Etre et Avoir à nouveau devant les tribunaux

Par Bertrand le 24 mai 2004

Le succès du film Etre et Avoir tourné dans la région suscite des envies. Après l’instituteur, c’est au tour des familles des enfants de demander leur part du gâteau.

Le film qui raconte l’histoire de la classe unique de M. Lopez dans le petit village de Saint-Etienne-sur-Usson (Puy-de-Dôme) a connu un franc succès dans les salles. "Etre et avoir" avait attiré 1,8 million de spectateurs en France, gagné le prix Louis Delluc et remporté un vif succès au festival de Cannes 2002.

Mais la belle histoire entre le cinéma et cette classe unique tourne à la bataille judiciaire, un véritable feuilleton qui viendrait prouver que l’Auvergnat est près de ses sous, ou en tout cas attiré par ce qui brille.

C’était d’abord l’instituteur Georges Lopez qui avait ouvert le bal mais il a été débouté en avril dans sa demande de 22 500 € pour sa contribution à la promotion du film. Le tribunal de grande instance de Paris doit encore trancher en juin sur les 250 000 € qu’il exige pour sa participation au tournage.

Documentaire ou film de cinéma ?

C’est désormais au tour de sept des neuf familles des enfants du film d’assigner devant le tribunal de grande instance de Paris le réalisateur, les diffuseurs et les producteurs du film à qui elles reprochent de ne pas avoir tenu leurs engagements.
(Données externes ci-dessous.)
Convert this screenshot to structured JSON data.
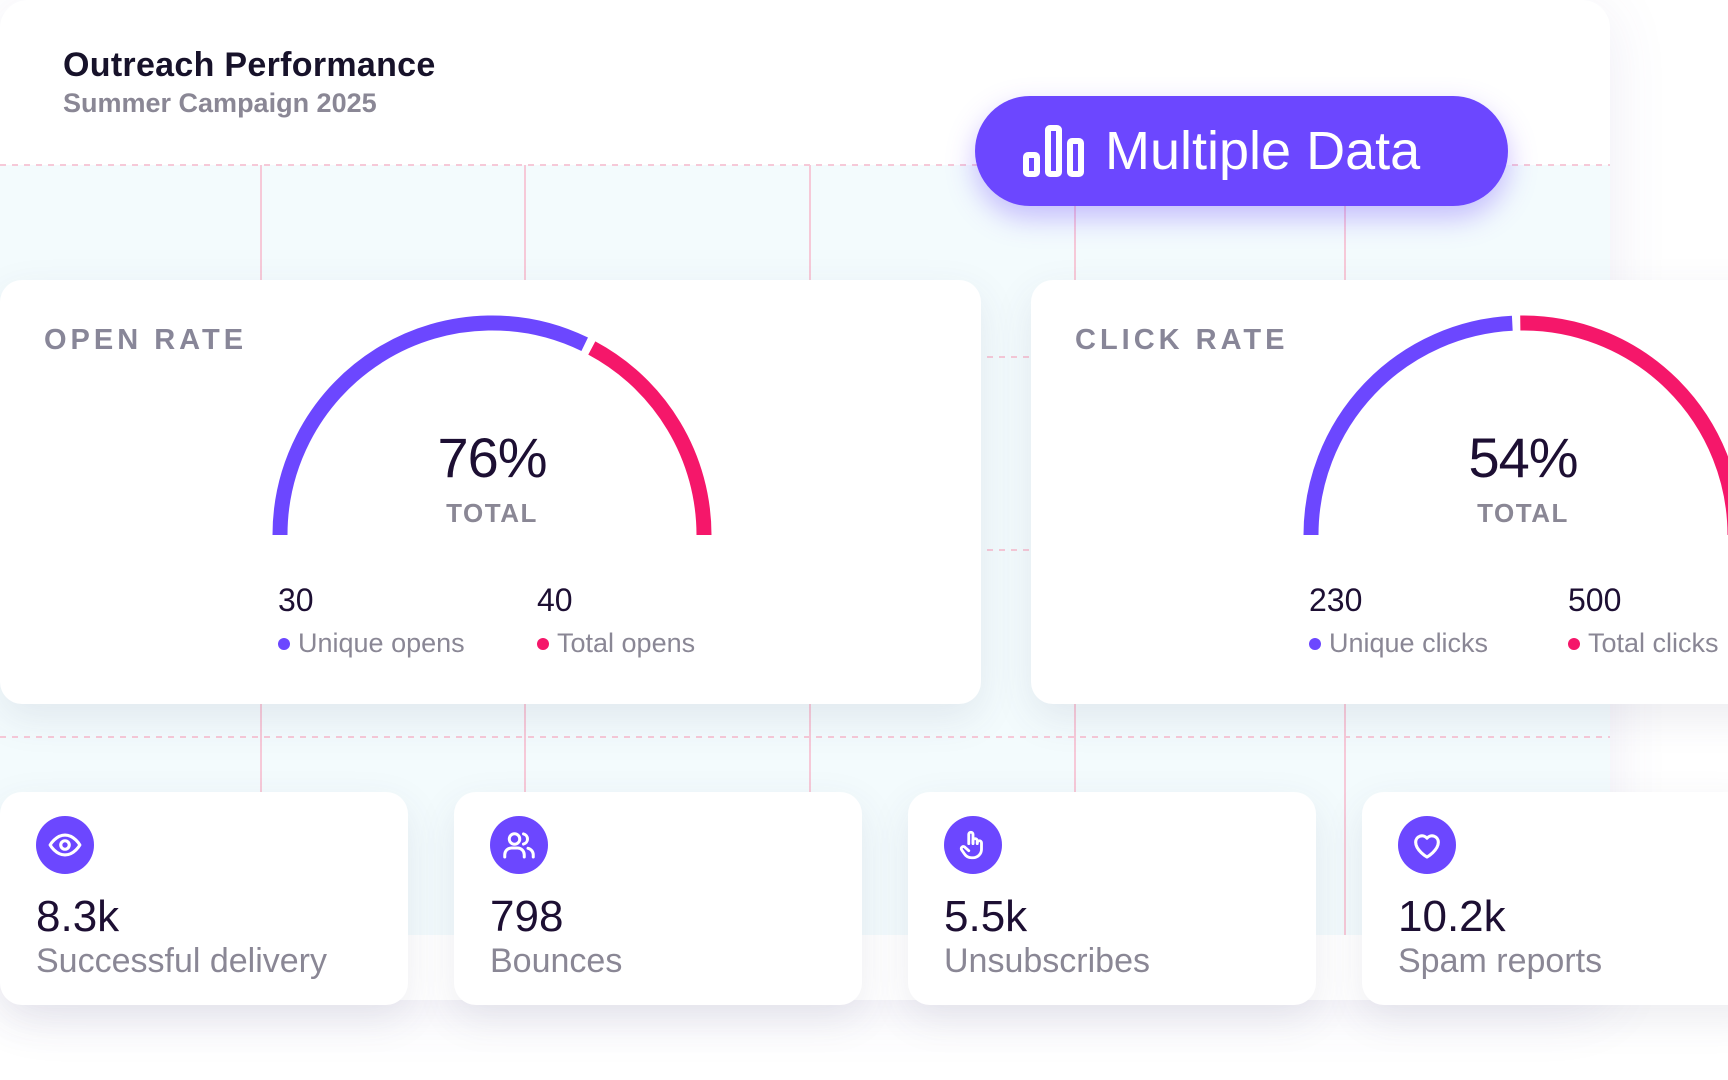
{
  "header": {
    "title": "Outreach Performance",
    "subtitle": "Summer Campaign 2025"
  },
  "badge": {
    "label": "Multiple Data",
    "icon": "bar-chart-icon",
    "color": "#6c47ff"
  },
  "colors": {
    "primary": "#6c47ff",
    "accent": "#f5176a"
  },
  "gauges": [
    {
      "title": "OPEN RATE",
      "percent": "76%",
      "total_label": "TOTAL",
      "primary_value": "30",
      "primary_label": "Unique opens",
      "secondary_value": "40",
      "secondary_label": "Total opens",
      "primary_fraction": 0.65
    },
    {
      "title": "CLICK RATE",
      "percent": "54%",
      "total_label": "TOTAL",
      "primary_value": "230",
      "primary_label": "Unique clicks",
      "secondary_value": "500",
      "secondary_label": "Total clicks",
      "primary_fraction": 0.49
    }
  ],
  "stats": [
    {
      "icon": "eye-icon",
      "value": "8.3k",
      "label": "Successful delivery"
    },
    {
      "icon": "users-icon",
      "value": "798",
      "label": "Bounces"
    },
    {
      "icon": "pointer-hand-icon",
      "value": "5.5k",
      "label": "Unsubscribes"
    },
    {
      "icon": "heart-icon",
      "value": "10.2k",
      "label": "Spam reports"
    }
  ]
}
L’argument principal serait que le documentaire n’en serait pas tout à fait un. « Le projet a évolué au fil du tournage. (...) D’un documentaire au départ, le film a été transformé en tout autre chose. (...) Philibert provoquait de nombreuses scènes et demandait expressément aux élèves et à l’instituteur de se comporter de telle ou telle façon. ». Même les taches de peintures sur les mains de Jojo auraient été amplifiées pour les besoins de l’affiche.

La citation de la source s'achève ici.